Ampliphi positioning brief

What shipped

  • Demand forecasting engine.

    Per-property pace, lead-time, cancellation, no-show, and length-of-stay models trained on the property’s own booking history.

  • Dynamic rate recommendations.

    Per-room-type pricing that optimizes RevPAR against demand forecast, competitor feeds, and channel mix.

  • Event-aware demand spikes.

    Local events, holidays, and seasonal patterns surfaced as anticipated demand shifts before they hit the booking curve.

  • Competitor rate ingestion.

    SiteMinder feed wired into the pricing logic — recommendations move with the market, not three days behind it.

  • Native UI inside roomMaster.

    Recommendations live in the same workflow managers already use. No new app, no SSO, no separate vendor.

  • Bounded auto-pilot.

    Managers can set rules to auto-apply recommendations within configured bounds — full manual control where needed, light-touch automation everywhere else.

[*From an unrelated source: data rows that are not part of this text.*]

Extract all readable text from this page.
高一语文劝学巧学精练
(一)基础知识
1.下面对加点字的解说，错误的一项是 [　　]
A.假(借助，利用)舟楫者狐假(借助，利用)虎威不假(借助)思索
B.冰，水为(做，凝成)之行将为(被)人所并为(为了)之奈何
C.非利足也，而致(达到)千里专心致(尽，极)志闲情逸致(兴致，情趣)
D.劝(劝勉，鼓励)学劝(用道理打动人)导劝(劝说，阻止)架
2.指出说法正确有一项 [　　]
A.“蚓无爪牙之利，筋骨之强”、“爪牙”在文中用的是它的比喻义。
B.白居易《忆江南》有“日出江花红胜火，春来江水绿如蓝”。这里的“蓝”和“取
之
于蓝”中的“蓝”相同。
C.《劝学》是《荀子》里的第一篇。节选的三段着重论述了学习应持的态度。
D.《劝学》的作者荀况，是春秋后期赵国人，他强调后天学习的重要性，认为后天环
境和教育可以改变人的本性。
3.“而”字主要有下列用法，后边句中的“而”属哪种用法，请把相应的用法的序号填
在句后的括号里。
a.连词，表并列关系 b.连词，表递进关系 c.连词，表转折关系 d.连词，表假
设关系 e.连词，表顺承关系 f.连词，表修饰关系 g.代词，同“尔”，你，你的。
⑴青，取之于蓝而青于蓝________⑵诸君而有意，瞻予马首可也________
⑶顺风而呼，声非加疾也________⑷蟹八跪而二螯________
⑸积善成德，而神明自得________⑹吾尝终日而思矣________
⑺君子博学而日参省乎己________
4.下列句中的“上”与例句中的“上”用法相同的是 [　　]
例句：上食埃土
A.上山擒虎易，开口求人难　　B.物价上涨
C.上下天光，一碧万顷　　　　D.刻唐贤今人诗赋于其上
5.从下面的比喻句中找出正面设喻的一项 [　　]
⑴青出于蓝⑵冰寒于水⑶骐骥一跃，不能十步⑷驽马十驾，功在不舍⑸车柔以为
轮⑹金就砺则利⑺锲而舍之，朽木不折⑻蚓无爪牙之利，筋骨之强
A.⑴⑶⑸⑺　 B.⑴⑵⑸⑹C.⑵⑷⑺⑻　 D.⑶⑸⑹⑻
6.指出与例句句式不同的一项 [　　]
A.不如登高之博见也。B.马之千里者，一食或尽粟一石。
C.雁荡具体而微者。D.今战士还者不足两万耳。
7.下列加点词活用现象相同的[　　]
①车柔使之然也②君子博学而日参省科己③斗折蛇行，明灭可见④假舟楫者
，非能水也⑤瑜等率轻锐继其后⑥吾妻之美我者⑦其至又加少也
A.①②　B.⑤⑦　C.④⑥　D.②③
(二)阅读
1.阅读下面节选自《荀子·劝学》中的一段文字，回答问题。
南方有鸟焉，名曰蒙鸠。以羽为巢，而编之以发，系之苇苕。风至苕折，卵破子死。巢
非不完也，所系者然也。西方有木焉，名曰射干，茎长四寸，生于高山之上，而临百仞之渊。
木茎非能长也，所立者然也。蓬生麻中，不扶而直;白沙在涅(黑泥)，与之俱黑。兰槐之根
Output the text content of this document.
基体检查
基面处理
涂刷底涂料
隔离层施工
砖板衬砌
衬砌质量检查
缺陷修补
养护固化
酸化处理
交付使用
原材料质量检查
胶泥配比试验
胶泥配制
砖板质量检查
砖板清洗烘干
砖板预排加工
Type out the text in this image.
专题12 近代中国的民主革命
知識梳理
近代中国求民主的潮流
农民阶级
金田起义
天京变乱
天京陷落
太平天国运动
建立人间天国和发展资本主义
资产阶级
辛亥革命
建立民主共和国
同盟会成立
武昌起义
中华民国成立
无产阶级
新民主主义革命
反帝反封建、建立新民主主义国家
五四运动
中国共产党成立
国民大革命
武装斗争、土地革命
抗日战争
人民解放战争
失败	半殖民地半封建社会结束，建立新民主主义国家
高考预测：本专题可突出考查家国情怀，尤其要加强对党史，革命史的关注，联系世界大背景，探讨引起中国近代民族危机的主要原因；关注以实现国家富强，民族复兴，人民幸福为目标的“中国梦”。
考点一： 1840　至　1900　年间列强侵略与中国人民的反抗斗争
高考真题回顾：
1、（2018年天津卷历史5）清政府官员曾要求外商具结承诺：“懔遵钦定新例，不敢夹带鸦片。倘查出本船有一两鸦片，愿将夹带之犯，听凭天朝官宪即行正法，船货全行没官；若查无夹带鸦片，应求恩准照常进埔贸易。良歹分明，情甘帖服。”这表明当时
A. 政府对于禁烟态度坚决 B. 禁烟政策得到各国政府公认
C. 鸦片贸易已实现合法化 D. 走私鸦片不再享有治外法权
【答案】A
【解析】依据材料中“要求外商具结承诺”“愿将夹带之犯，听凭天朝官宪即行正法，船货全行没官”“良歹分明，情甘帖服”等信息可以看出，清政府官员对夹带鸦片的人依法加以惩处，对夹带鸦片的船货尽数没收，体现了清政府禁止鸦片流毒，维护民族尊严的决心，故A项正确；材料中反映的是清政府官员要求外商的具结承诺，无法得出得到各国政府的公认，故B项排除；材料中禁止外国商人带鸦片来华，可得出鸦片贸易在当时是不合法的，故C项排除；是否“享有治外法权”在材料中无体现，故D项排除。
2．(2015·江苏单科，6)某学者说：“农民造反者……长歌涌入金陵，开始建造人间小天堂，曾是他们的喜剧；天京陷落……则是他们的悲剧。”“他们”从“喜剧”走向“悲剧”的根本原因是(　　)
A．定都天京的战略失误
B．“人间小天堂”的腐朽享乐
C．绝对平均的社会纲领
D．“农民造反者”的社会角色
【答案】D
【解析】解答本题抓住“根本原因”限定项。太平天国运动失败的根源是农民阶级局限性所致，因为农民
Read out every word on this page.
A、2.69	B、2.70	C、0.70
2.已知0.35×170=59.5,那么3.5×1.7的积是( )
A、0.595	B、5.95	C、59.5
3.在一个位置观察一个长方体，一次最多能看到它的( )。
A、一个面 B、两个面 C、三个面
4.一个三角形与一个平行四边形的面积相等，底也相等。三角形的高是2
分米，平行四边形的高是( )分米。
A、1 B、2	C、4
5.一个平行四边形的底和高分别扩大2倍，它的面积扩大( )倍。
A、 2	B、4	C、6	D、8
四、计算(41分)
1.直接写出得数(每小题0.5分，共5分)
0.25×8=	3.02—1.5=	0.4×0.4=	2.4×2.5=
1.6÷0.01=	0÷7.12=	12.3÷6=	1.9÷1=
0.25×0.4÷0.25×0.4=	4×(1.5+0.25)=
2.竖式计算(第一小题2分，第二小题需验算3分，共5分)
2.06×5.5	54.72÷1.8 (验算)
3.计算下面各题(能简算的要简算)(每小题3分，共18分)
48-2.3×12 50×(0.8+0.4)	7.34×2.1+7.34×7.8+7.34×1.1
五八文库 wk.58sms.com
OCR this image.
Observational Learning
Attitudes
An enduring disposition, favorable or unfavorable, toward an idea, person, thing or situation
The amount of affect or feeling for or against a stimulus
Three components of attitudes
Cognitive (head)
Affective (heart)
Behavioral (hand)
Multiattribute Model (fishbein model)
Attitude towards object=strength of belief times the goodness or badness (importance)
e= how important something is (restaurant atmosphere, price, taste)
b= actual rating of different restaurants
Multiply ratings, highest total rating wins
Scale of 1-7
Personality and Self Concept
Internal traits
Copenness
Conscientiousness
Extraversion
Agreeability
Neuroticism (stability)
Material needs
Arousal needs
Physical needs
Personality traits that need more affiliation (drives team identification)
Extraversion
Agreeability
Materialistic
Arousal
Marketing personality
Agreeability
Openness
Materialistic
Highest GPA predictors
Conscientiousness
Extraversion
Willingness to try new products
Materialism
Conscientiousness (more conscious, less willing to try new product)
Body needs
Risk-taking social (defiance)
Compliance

The clean foundation matters: because roomMaster Nova’s data model had been normalized during the AI PDLC build, with a structured data warehouse as foundational infrastructure, Ampliphi had access to clean, queryable booking history from day one. The technical debt that would have made AI-powered revenue management impossible on roomMaster Cloud had been eliminated before Ampliphi was built.

Outcome

Top-line lift

+35% RevPAR

Early adopters saw a measurable shift, not a marketing claim — driven by dynamic rate optimization during high-demand periods and demand stimulation during low ones.

Rate

+40% ADR

Average daily rate moved meaningfully because recommendations could push prices up during demand spikes that static workflows couldn’t see in time.

Operator time

29 hours / mo saved

Per-property time reclaimed by replacing manual rate-management cycles with reviewable recommendations and bounded auto-pilot.

Strategy

Retention closed

Hotels that had been outgrowing roomMaster on pricing capability now stayed. Native AI revenue management changed roomMaster’s competitive position from legacy-being-modernized to AI-native operations platform.

What I’d do differently

  • Ship the bounded auto-pilot before the rec-review UI. Operators with limited time benefit more from "good defaults running automatically" than from "more decisions to review."
  • Expose the forecast confidence interval. Recommendations land better when the manager can see how confident the model is, not just what it suggests.
  • Treat the SiteMinder feed as a product surface. Competitor rate visibility on its own is a feature managers will pay for — even before any pricing logic touches it.